Yes. With acid-catalyzed hydrolysis towards the carboxylic acid, it is generally easier, but with base-catalyzed hydrolysis towards the carboxylate, it requires that #"OH"^(-)# is a good enough nucleophile, rather than relying on making the carbonyl a better electrophile by protonating it.

Amides are not the most reactive carbonyl species (thank god, or else we'd turn to mush; how about them peptide bonds?), so using #"OH"^(-)# as a nucleophile can be difficult in this case.

In accordance with Le Chatelier's principle, the more #"OH"^(-)# you have, the faster the first step of the reaction is and thus the more easily the reaction can proceed.

The mechanism is:

The first step, as we mentioned, is difficult, so we must add excess #"NaOH"# to drive the reaction forward.

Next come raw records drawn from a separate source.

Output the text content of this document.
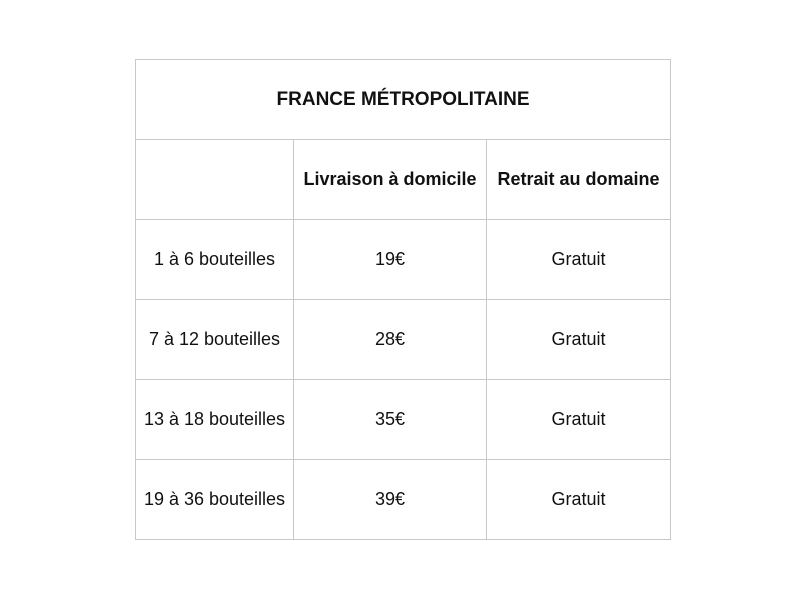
FRANCE MÉTROPOLITAINE		
	Livraison à domicile	Retrait au domaine
1 à 6 bouteilles	19€	Gratuit
7 à 12 bouteilles	28€	Gratuit
13 à 18 bouteilles	35€	Gratuit
19 à 36 bouteilles	39€	Gratuit
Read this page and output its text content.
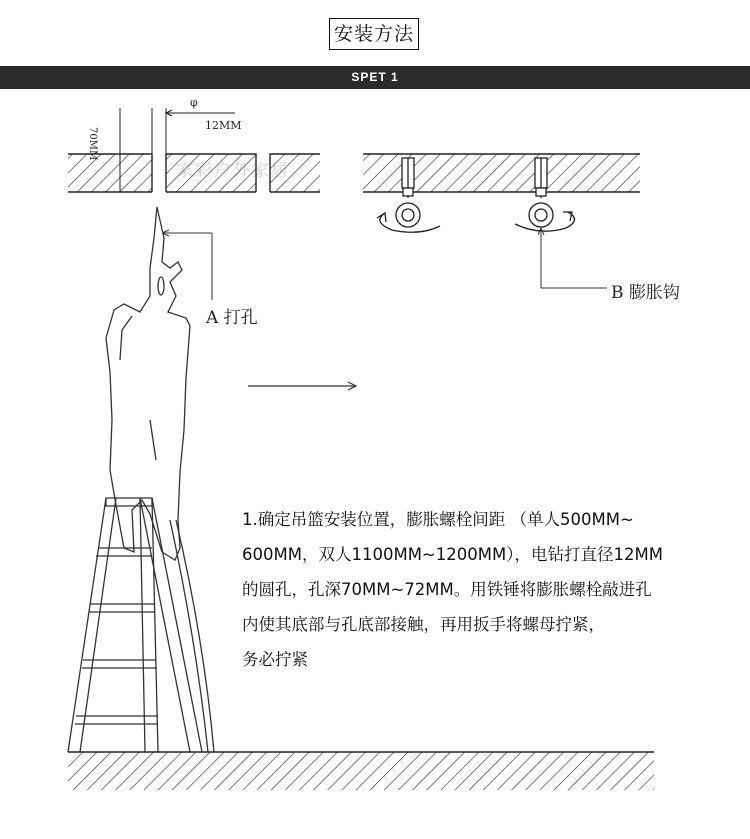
安装方法
SPET 1
φ
12MM
70MM
家彩户外家居
A 打孔
B 膨胀钩
1.确定吊篮安装位置，膨胀螺栓间距 （单人500MM~
600MM，双人1100MM~1200MM），电钻打直径12MM
的圆孔，孔深70MM~72MM。用铁锤将膨胀螺栓敲进孔
内使其底部与孔底部接触，再用扳手将螺母拧紧，
务必拧紧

The second step is also difficult; forming #"NH"_2^(-)# is hard because its conjugate acid is #"NH"_3#, whose #"pKa"# is #36#, and thus is quite basic. So, you can imagine that #"NH"_2^(-)# is even more basic, and it would normally rather stay on the amide.

Once we get past that, #"NH"_2^(-)# easily grabs a proton from the carboxylic acid and generates the quite unreactive carboxylate product.